In a great speech from TED global 2009, Daniel Pink discusses the issue of motivation and incentives.
See the speech here:
Pink describes the “candle problem” as a classic model of when incentives work and when they actually hinder innovation. This is a situation where the subject is asked to solve a situation and the solution is not immediately evident.
When the candle problem is explained simply, incentives to the subjects drastically improve the results. And when the problem is more complex, Pink explains, incentives actually hurt innovation and produce negative results.
A clear example of this phenomenon often happens in quarterly or semi-annual performance reviews. Because the objectives the employee tries to achieve are often vague or unknowable (improve the “x” process), having these incentives in place encourages the employee to pick safe alternatives that will guarantee reaching the incentive.
How can you break out of this cycle? First, pick the smallest big goal that you can quantify. Base the incentive on something that you know matters to the process (e.g. engaging customers) and free the employee to try new things (and be responsible).

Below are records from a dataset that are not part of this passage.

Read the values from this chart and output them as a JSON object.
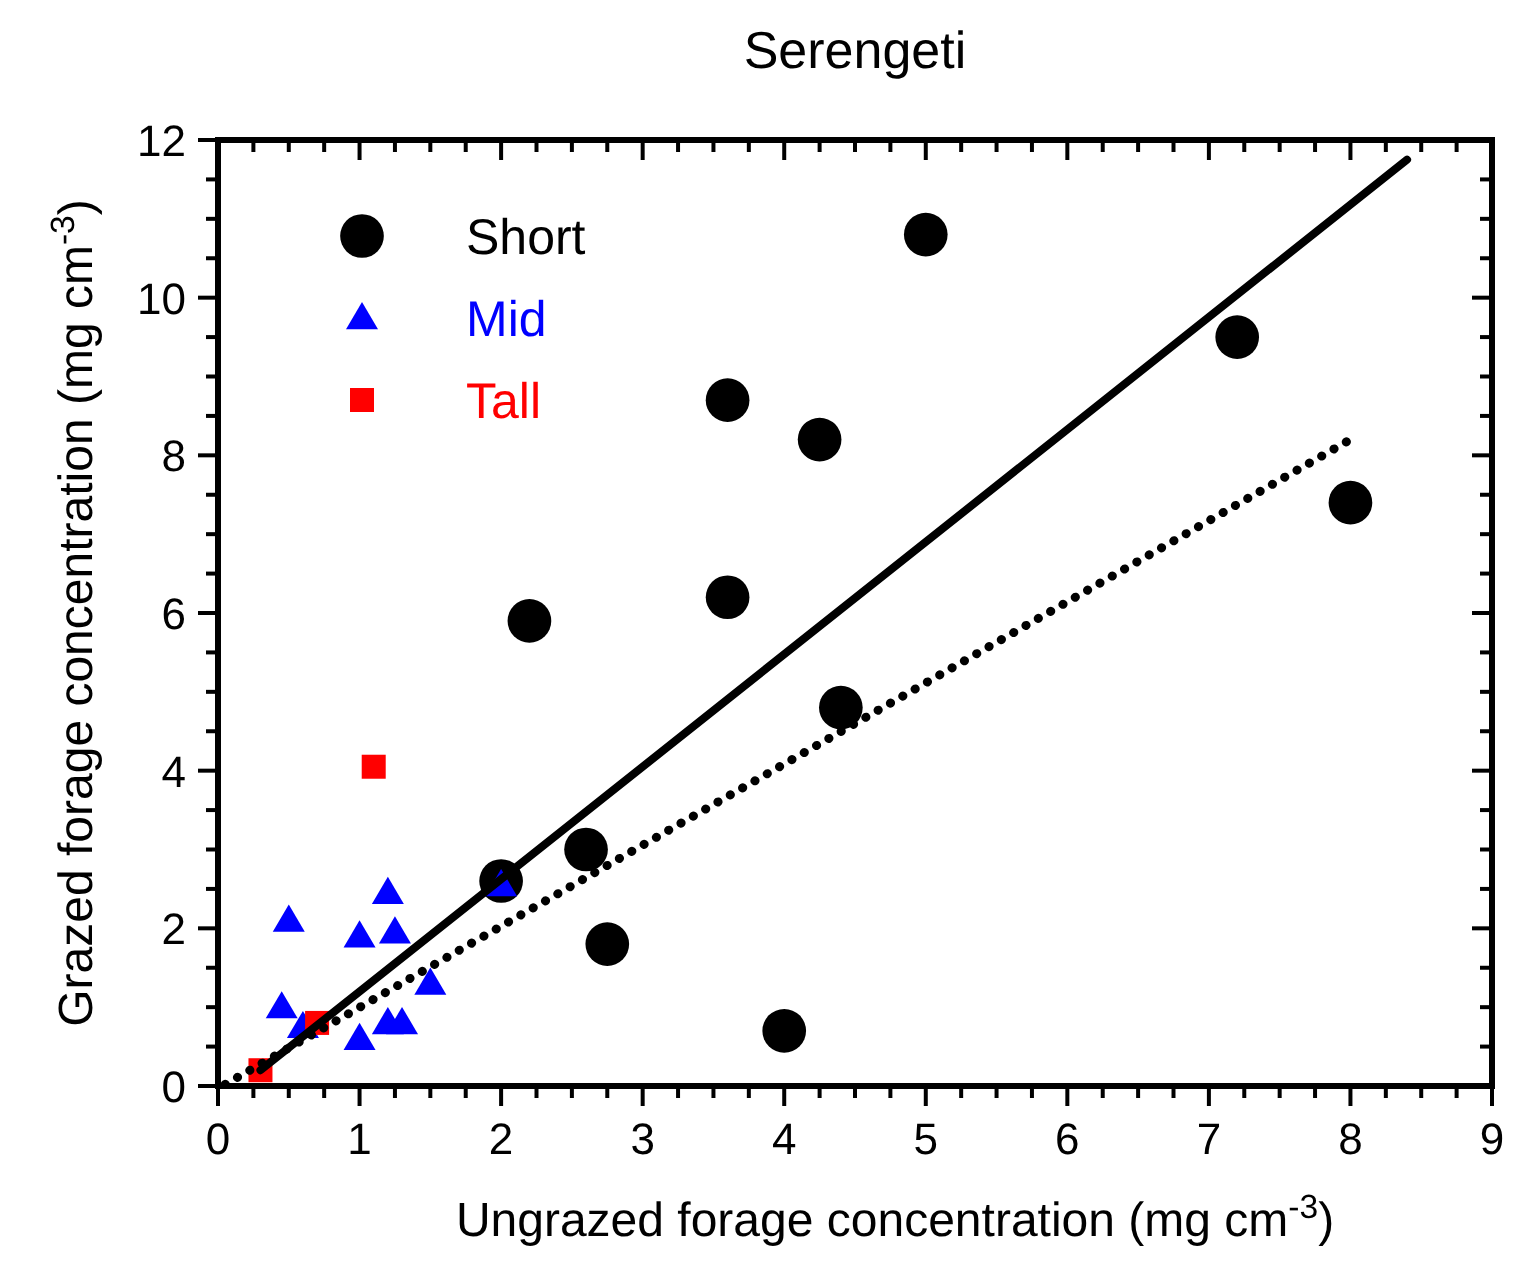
{
  "chart_data": {
    "type": "scatter",
    "title": "Serengeti",
    "xlabel": "Ungrazed forage concentration (mg cm$^{-3}$)",
    "ylabel": "Grazed forage concentration (mg cm$^{-3}$)",
    "xlim": [
      0,
      9
    ],
    "ylim": [
      0,
      12
    ],
    "xticks": [
      0,
      {
        "value": 0.25,
        "label": null
      },
      {
        "value": 0.5,
        "label": null
      },
      {
        "value": 0.75,
        "label": null
      },
      1,
      {
        "value": 1.25,
        "label": null
      },
      {
        "value": 1.5,
        "label": null
      },
      {
        "value": 1.75,
        "label": null
      },
      2,
      {
        "value": 2.25,
        "label": null
      },
      {
        "value": 2.5,
        "label": null
      },
      {
        "value": 2.75,
        "label": null
      },
      3,
      {
        "value": 3.25,
        "label": null
      },
      {
        "value": 3.5,
        "label": null
      },
      {
        "value": 3.75,
        "label": null
      },
      4,
      {
        "value": 4.25,
        "label": null
      },
      {
        "value": 4.5,
        "label": null
      },
      {
        "value": 4.75,
        "label": null
      },
      5,
      {
        "value": 5.25,
        "label": null
      },
      {
        "value": 5.5,
        "label": null
      },
      {
        "value": 5.75,
        "label": null
      },
      6,
      {
        "value": 6.25,
        "label": null
      },
      {
        "value": 6.5,
        "label": null
      },
      {
        "value": 6.75,
        "label": null
      },
      7,
      {
        "value": 7.25,
        "label": null
      },
      {
        "value": 7.5,
        "label": null
      },
      {
        "value": 7.75,
        "label": null
      },
      8,
      {
        "value": 8.25,
        "label": null
      },
      {
        "value": 8.5,
        "label": null
      },
      {
        "value": 8.75,
        "label": null
      },
      9
    ],
    "yticks": [
      0,
      {
        "value": 0.5,
        "label": null
      },
      {
        "value": 1,
        "label": null
      },
      {
        "value": 1.5,
        "label": null
      },
      2,
      {
        "value": 2.5,
        "label": null
      },
      {
        "value": 3,
        "label": null
      },
      {
        "value": 3.5,
        "label": null
      },
      4,
      {
        "value": 4.5,
        "label": null
      },
      {
        "value": 5,
        "label": null
      },
      {
        "value": 5.5,
        "label": null
      },
      6,
      {
        "value": 6.5,
        "label": null
      },
      {
        "value": 7,
        "label": null
      },
      {
        "value": 7.5,
        "label": null
      },
      8,
      {
        "value": 8.5,
        "label": null
      },
      {
        "value": 9,
        "label": null
      },
      {
        "value": 9.5,
        "label": null
      },
      10,
      {
        "value": 10.5,
        "label": null
      },
      {
        "value": 11,
        "label": null
      },
      {
        "value": 11.5,
        "label": null
      },
      12
    ],
    "legend": "top left",
    "grid": false,
    "series": [
      {
        "name": "Short",
        "color": "#000000",
        "marker": "circle",
        "x": [
          2.0,
          2.2,
          2.6,
          2.75,
          3.6,
          3.6,
          4.0,
          4.25,
          4.4,
          5.0,
          7.2,
          8.0
        ],
        "values": [
          2.6,
          5.9,
          3.0,
          1.8,
          8.7,
          6.2,
          0.7,
          8.2,
          4.8,
          10.8,
          9.5,
          7.4
        ]
      },
      {
        "name": "Mid",
        "color": "#0000ff",
        "marker": "triangle",
        "x": [
          0.45,
          0.5,
          0.6,
          1.0,
          1.0,
          1.2,
          1.2,
          1.25,
          1.3,
          1.5,
          2.0
        ],
        "values": [
          1.0,
          2.1,
          0.75,
          1.9,
          0.6,
          2.45,
          0.8,
          1.95,
          0.8,
          1.3,
          2.55
        ]
      },
      {
        "name": "Tall",
        "color": "#ff0000",
        "marker": "square",
        "x": [
          0.3,
          0.7,
          1.1
        ],
        "values": [
          0.2,
          0.8,
          4.05
        ]
      },
      {
        "type": "line",
        "color": "#000000",
        "line_style": "solid",
        "x": [
          0.3,
          8.4
        ],
        "values": [
          0.2,
          11.75
        ]
      },
      {
        "type": "line",
        "color": "#000000",
        "line_style": "dotted",
        "x": [
          0.05,
          8.0
        ],
        "values": [
          0.02,
          8.2
        ]
      }
    ]
  }
}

Second, ask employees how they want to be motivated and align their incentives with company goals. Each area of the company can contribute to making money, increasing customer loyalty, or just answering questions in a consistent way. Just make sure you set at least one numeric, measurable goal, tracking progress against this goal daily or weekly.
Finally, don’t be afraid to scrap a goal and rethink it if it’s not working. Even the most engaged and best-performing employees might change their minds. Iterating through this process will help you to solve the difficult “candle problems” in your business.